The Problem
Every organization has some version of this story: a well-intentioned recognition program slowly becomes someone's least favorite part of their job. In this case, a single resource was responsible for monitoring a shared email inbox, manually reviewing every Kudos submission, and then hand-uploading approved recognitions to a SharePoint site for the company to see.
On the surface it sounds manageable. In practice, it was consuming 10 to 20 hours per month — time that could have been spent on higher-value work. The process was also bottlenecked on one person's availability, meaning recognitions sometimes sat in an inbox for days before being published.
The ask was simple: automate it. What made it interesting was the moderation requirement.
The Solution
The platform runs entirely on the Microsoft Power Platform and SharePoint, with Generative AI handling the content moderation layer. Here's how it works end to end.
Submission
Employees submit a Kudos recognition through a Power Apps canvas form embedded in SharePoint. The form is intentionally simple — select a recipient, select their team, write your message. But recipient eligibility isn't left to the honor system.
A Power Automate flow runs daily to synchronize a Dataverse table with the organization's identity platform, ensuring that only active IT department employees appear as selectable recipients. If someone leaves the team, they're automatically removed from the options by the next morning — no manual list maintenance required.
Sentiment Analysis
Once a submission is made, a custom Generative AI prompt evaluates the content and classifies it as one of three categories:
- Positive — Genuine praise, encouragement, appreciation
- Neutral — Factual or professional acknowledgment without strong emotional charge
- Negative / Malicious — Content that could be harmful, inappropriate, or submitted in bad faith
The prompt was tuned to understand context, not just keywords. This distinction matters — a message containing words that could technically be flagged in a keyword-based system might be clearly positive in context. Generative AI handles this nuance far better than a rules engine.
Routing Logic
The outcome of the sentiment classification drives the entire routing decision:
Positive or Neutral → Auto-Approved The submission is immediately published to the SharePoint recognition site, visible to the entire company. Employees can like and comment. No human intervention required.
Negative or Potentially Malicious → Admin Review Queue The submission is held and routed to the moderation team via Power Automate. Admins review the content and make one of two decisions:
- Deny — The submission is written to a private SharePoint list, hidden from the company and retained for record-keeping
- Approve — The submission is published to the public SharePoint site, same as an auto-approved recognition
Results
The numbers tell the story clearly:
- 10-20 hours per month recovered for the resource who was manually managing submissions
- ~99% of submissions are positive or neutral and flow through entirely without human involvement
- Negative flagging is rare, and when it does occur the prompt has proven accurate — the few cases that get routed to admins genuinely warrant a second look
- Total time from project kick-off to deployment: approximately 1 month — driven almost entirely by stakeholder scheduling, not technical complexity
- Actual build time was roughly 20% of the total project timeline — a reminder that in enterprise automation, the technology is rarely the bottleneck
What I Learned
A few things worth noting for anyone tackling a similar project:
Prompt engineering for moderation is more nuanced than it looks. The initial prompt was too aggressive — it flagged sarcastic but genuinely positive messages as negative. Iteration with real examples from the organization's communication culture was essential to getting it right.

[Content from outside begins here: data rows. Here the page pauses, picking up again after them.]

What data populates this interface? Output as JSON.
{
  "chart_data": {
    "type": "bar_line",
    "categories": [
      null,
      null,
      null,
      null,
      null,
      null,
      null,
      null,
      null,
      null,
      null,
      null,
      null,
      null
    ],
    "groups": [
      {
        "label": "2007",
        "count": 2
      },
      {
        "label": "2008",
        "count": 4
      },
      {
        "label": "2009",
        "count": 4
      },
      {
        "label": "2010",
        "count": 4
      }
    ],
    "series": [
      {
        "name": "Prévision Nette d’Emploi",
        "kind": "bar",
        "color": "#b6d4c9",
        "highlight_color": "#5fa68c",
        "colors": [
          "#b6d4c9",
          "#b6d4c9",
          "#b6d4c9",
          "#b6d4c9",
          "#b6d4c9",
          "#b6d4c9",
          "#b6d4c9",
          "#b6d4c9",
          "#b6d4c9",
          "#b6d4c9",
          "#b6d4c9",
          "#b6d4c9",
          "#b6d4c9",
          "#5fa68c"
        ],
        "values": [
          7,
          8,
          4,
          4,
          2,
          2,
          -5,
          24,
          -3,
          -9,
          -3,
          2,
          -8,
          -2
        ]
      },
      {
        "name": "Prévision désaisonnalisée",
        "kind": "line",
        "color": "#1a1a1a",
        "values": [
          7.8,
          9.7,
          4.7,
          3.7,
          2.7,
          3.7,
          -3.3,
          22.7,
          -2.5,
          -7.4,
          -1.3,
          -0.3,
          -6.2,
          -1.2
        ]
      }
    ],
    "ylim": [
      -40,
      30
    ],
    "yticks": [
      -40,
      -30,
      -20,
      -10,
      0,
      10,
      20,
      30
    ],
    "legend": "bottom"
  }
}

Identity data synchronization is underrated. Pulling eligibility data from the identity platform daily rather than relying on a manually maintained list removes an entire category of future maintenance burden. Build the sync once and it keeps working.
Stakeholder availability is the real project timeline. The technical build was straightforward. Getting the right people in the room to validate the routing logic, test edge cases, and sign off on the AI prompt behavior took the most calendar time. Factor this into every estimate.
The result is a recognition program that actually works the way it was always supposed to — employees submit, the AI moderates, the positive moments get published without delay, and the rare problematic submission is handled quietly and appropriately. Everyone wins.